The next day I awoke with the long and deep incision, which had been necessary to remedy my various cardiac faults.

As my recovery gathered pace, I became much more aware of it and took to wearing a T-shirt just about all the time so as to disguise its existence from others. But then I came to realise I was hiding it from myself and that without the scar there would, in fact, be no me.

I love swimming,

particularly in a warm sea. The T-shirt has long gone and I rejoice again in the water's kiss directly on my skin.

I also harbour the perhaps fanciful hope that among those on the beach there may be some awaiting heart surgery, or who know someone who is, and they can say to themselves: 'There's an old boy who has come through that experience and look how much he's enjoying himself.'

Yes, I'm scarred and for life - and so thankful for it.

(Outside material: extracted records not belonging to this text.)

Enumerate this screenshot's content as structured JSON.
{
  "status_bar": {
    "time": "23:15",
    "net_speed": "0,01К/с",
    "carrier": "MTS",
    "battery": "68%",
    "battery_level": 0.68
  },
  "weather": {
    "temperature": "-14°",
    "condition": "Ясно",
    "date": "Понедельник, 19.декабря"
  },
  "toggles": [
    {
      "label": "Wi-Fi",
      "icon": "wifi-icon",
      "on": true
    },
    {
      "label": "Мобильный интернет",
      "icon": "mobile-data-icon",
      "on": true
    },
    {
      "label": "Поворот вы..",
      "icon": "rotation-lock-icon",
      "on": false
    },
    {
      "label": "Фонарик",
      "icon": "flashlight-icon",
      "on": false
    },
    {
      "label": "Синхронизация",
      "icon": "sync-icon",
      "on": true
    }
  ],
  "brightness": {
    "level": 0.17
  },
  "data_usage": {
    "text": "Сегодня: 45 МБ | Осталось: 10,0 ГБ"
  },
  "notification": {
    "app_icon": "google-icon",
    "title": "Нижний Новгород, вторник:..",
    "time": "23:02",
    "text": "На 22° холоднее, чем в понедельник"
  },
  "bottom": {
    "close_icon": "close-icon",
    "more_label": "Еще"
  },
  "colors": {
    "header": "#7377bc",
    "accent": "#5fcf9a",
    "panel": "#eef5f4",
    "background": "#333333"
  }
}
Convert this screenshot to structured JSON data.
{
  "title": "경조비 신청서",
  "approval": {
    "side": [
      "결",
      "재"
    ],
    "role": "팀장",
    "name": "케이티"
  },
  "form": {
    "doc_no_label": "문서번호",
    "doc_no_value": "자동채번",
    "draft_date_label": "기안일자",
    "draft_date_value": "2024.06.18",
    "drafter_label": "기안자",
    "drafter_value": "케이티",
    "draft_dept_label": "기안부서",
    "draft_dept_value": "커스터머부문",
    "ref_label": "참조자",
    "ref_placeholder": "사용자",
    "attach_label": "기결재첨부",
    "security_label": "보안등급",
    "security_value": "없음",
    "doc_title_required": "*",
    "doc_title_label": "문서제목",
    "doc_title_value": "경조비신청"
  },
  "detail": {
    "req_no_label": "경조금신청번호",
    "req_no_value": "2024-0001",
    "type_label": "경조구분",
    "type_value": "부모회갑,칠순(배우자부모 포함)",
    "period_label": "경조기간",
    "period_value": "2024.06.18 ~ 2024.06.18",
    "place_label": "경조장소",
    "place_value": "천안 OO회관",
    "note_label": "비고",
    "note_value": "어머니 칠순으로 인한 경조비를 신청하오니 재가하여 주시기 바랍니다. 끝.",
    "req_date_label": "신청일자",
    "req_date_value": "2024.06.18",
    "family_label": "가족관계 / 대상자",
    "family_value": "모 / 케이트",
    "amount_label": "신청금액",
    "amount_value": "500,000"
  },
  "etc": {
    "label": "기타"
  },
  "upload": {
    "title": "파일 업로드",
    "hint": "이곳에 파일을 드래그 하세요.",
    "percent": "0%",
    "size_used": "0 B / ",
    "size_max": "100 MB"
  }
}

Heather McDougall, 29, is a scientist who lives in Fife. She was born with Shones syndrome, a rare combination of four left-sided congenital cardiac anomalies.

I count myself lucky that next year I will be turning 30.

When I was born I was a healthy baby. However, at six months old I deteriorated and my mum insisted -

luckily - that they check my heart.

"I was diagnosed with Shones syndrome and the consultant said if that had been a week later I wouldn't be there.

I had my first open heart surgery at six months and first artificial valve at two years old.

I have since had three further open heart operations.

I don't let my condition define me or hold me back. I have been to university, completed a BSc and a PhD, and married my wonderful husband.

We now have two very beautiful girls - Ailsa and Iona.

I feel very blessed and thankful for my scars. If I didn't have them I wouldn't be here.

The exhibition opens on February 13.

The idea for ScarredFORlife was sparked by a Facebook conversation I had with Liza and Jenny, writes Caroline Wilson.

We didn't want to go down the 'selfie' route, which some charities have adopted, but wanted to create something celebratory and positive for the participants as well as shining a light on a hidden population.

While all of us have benefitted from life-saving surgery and treatment from the NHS we also wanted to highlight the current gaps in care.

There is an acute shortage of specialists in Scotland and a need to improve the psychological support offered to patients after the surgical scars have healed.